My position is that the whole notion of 'necessary existence' vs 'contingent existence' is a basic mistake (although a long standing one). It is based on a notion that the 'forms' of things are already existing and that they need to be actualized in order to produce specific cases. That, to me, is simply nonsense.
Instead, what is often discussed as 'contingency' is actually a matter of causality. And causality is *always* a matter of physical laws and their application. The whole notion of 'necessity' needs to be dripped as useless. Furthermore, the notion of causality is something that needs to be tested and supported by actual observations. And, for the last century or so, we have realized that classical notions of causality are simply false.
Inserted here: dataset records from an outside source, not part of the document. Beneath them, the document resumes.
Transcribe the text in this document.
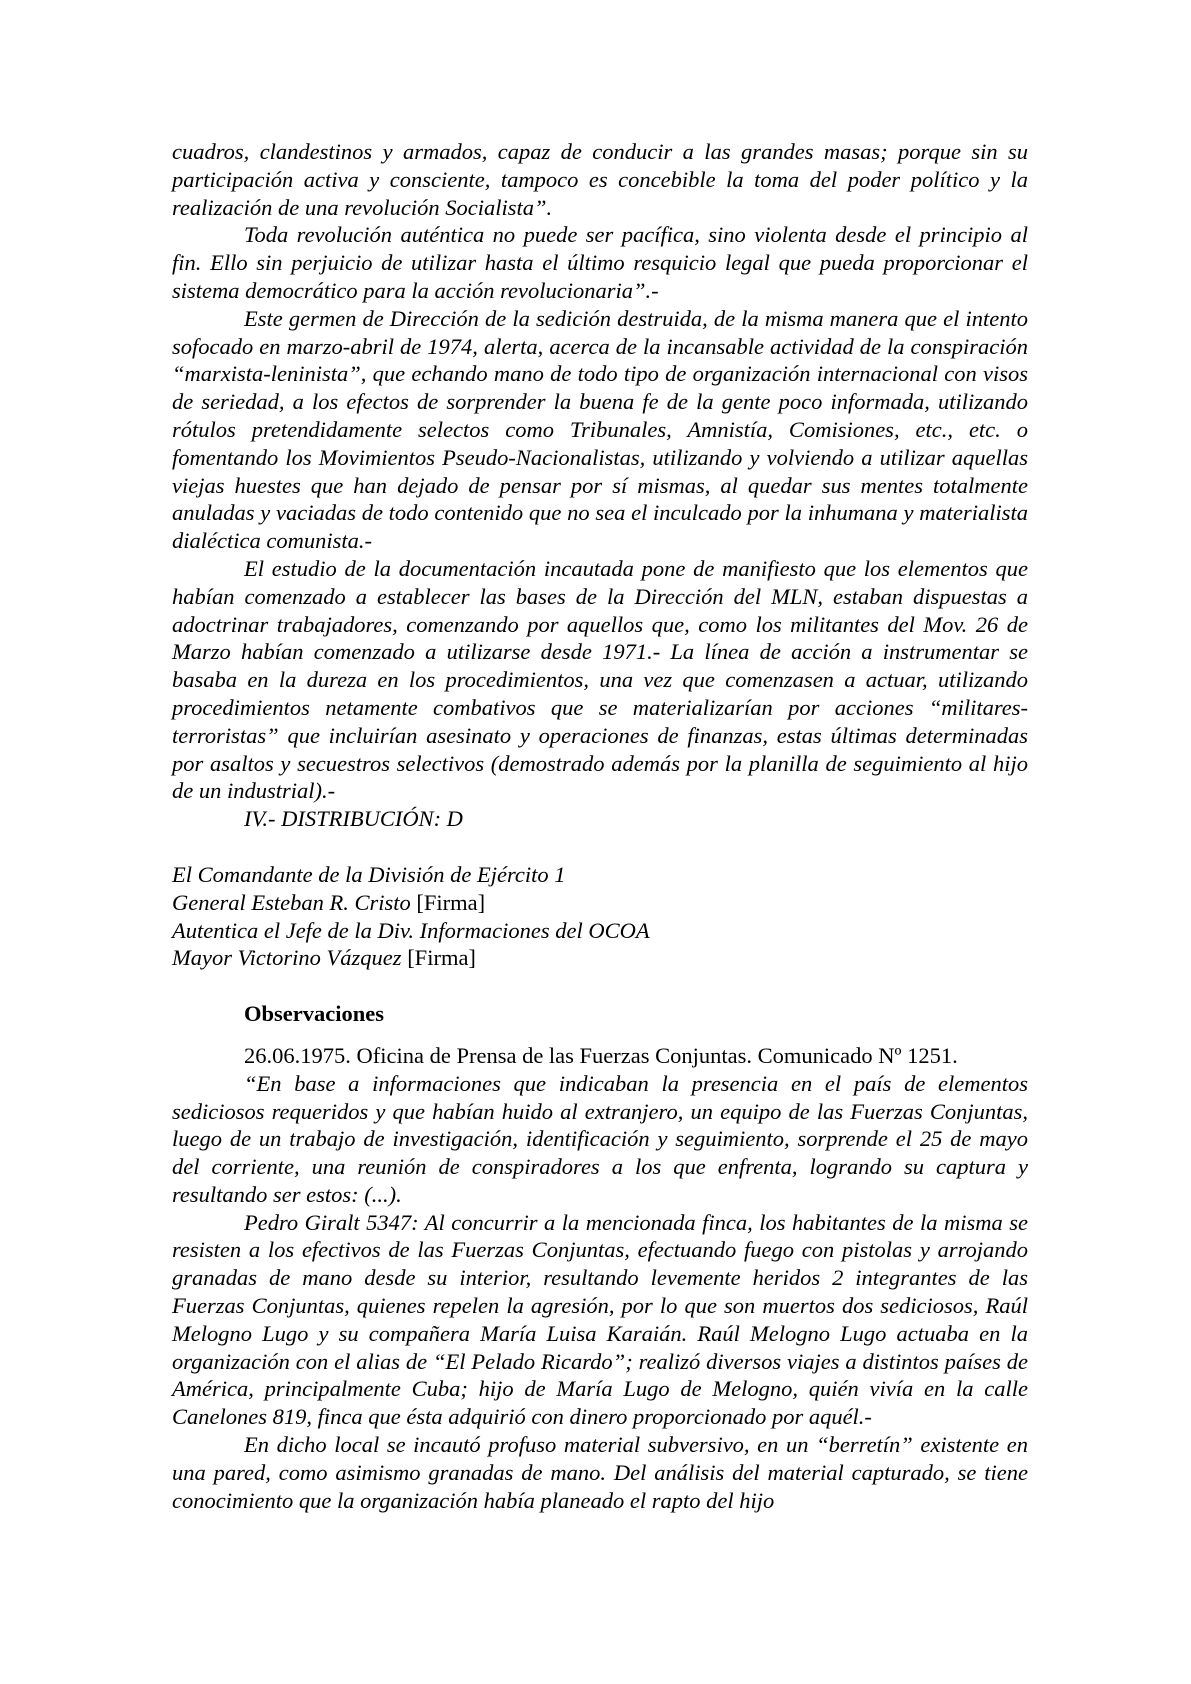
cuadros, clandestinos y armados, capaz de conducir a las grandes masas; porque sin su participación activa y consciente, tampoco es concebible la toma del poder político y la realización de una revolución Socialista”.

Toda revolución auténtica no puede ser pacífica, sino violenta desde el principio al fin. Ello sin perjuicio de utilizar hasta el último resquicio legal que pueda proporcionar el sistema democrático para la acción revolucionaria”.-

Este germen de Dirección de la sedición destruida, de la misma manera que el intento sofocado en marzo-abril de 1974, alerta, acerca de la incansable actividad de la conspiración “marxista-leninista”, que echando mano de todo tipo de organización internacional con visos de seriedad, a los efectos de sorprender la buena fe de la gente poco informada, utilizando rótulos pretendidamente selectos como Tribunales, Amnistía, Comisiones, etc., etc. o fomentando los Movimientos Pseudo-Nacionalistas, utilizando y volviendo a utilizar aquellas viejas huestes que han dejado de pensar por sí mismas, al quedar sus mentes totalmente anuladas y vaciadas de todo contenido que no sea el inculcado por la inhumana y materialista dialéctica comunista.-

El estudio de la documentación incautada pone de manifiesto que los elementos que habían comenzado a establecer las bases de la Dirección del MLN, estaban dispuestas a adoctrinar trabajadores, comenzando por aquellos que, como los militantes del Mov. 26 de Marzo habían comenzado a utilizarse desde 1971.- La línea de acción a instrumentar se basaba en la dureza en los procedimientos, una vez que comenzasen a actuar, utilizando procedimientos netamente combativos que se materializarían por acciones “militares-terroristas” que incluirían asesinato y operaciones de finanzas, estas últimas determinadas por asaltos y secuestros selectivos (demostrado además por la planilla de seguimiento al hijo de un industrial).-

IV.- DISTRIBUCIÓN: D

El Comandante de la División de Ejército 1

General Esteban R. Cristo [Firma]

Autentica el Jefe de la Div. Informaciones del OCOA

Mayor Victorino Vázquez [Firma]

Observaciones

26.06.1975. Oficina de Prensa de las Fuerzas Conjuntas. Comunicado Nº 1251.

“En base a informaciones que indicaban la presencia en el país de elementos sediciosos requeridos y que habían huido al extranjero, un equipo de las Fuerzas Conjuntas, luego de un trabajo de investigación, identificación y seguimiento, sorprende el 25 de mayo del corriente, una reunión de conspiradores a los que enfrenta, logrando su captura y resultando ser estos: (...).

Pedro Giralt 5347: Al concurrir a la mencionada finca, los habitantes de la misma se resisten a los efectivos de las Fuerzas Conjuntas, efectuando fuego con pistolas y arrojando granadas de mano desde su interior, resultando levemente heridos 2 integrantes de las Fuerzas Conjuntas, quienes repelen la agresión, por lo que son muertos dos sediciosos, Raúl Melogno Lugo y su compañera María Luisa Karaián. Raúl Melogno Lugo actuaba en la organización con el alias de “El Pelado Ricardo”; realizó diversos viajes a distintos países de América, principalmente Cuba; hijo de María Lugo de Melogno, quién vivía en la calle Canelones 819, finca que ésta adquirió con dinero proporcionado por aquél.-

En dicho local se incautó profuso material subversivo, en un “berretín” existente en una pared, como asimismo granadas de mano. Del análisis del material capturado, se tiene conocimiento que la organización había planeado el rapto del hijo
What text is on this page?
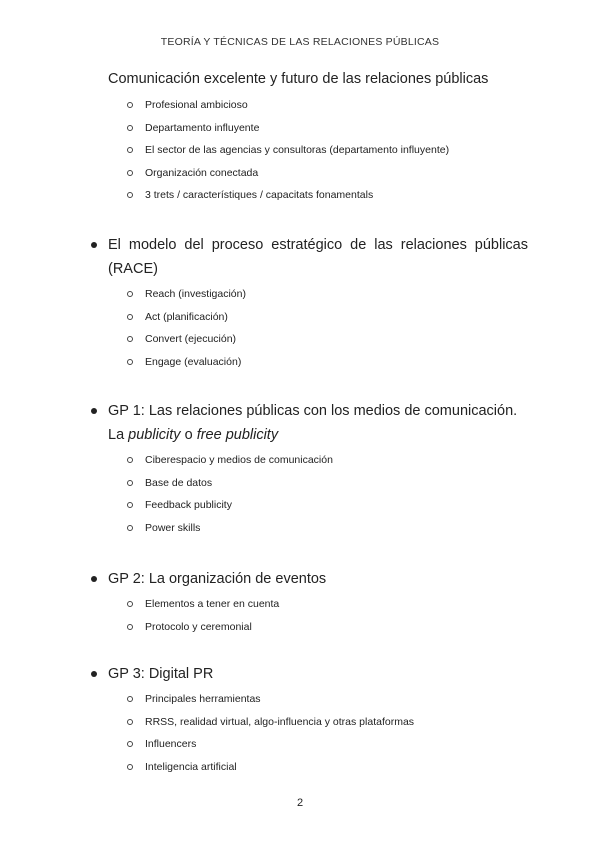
TEORÍA Y TÉCNICAS DE LAS RELACIONES PÚBLICAS
Comunicación excelente y futuro de las relaciones públicas
Profesional ambicioso
Departamento influyente
El sector de las agencias y consultoras (departamento influyente)
Organización conectada
3 trets / característiques / capacitats fonamentals
El modelo del proceso estratégico de las relaciones públicas (RACE)
Reach (investigación)
Act (planificación)
Convert (ejecución)
Engage (evaluación)
GP 1: Las relaciones públicas con los medios de comunicación. La publicity o free publicity
Ciberespacio y medios de comunicación
Base de datos
Feedback publicity
Power skills
GP 2: La organización de eventos
Elementos a tener en cuenta
Protocolo y ceremonial
GP 3: Digital PR
Principales herramientas
RRSS, realidad virtual, algo-influencia y otras plataformas
Influencers
Inteligencia artificial
2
As for 'transcendency', I have no idea what that even means in practice. it seems to be a catch-all term to witness that people are in awe, but the actual definition seems to be elusive.
So, even your 'definition' of God is problematic on several levels.
But *far* more relevant is that there is no actual evidence that Gods, fairies, unicorns, or any number of other mythological creatures actually exist. They seem to be made up notions with no actual referent. if anything the case of God(s) is in a worse shape because the philosophy underlying it is so poor. At least we would know whether we actually found a unicorn or not.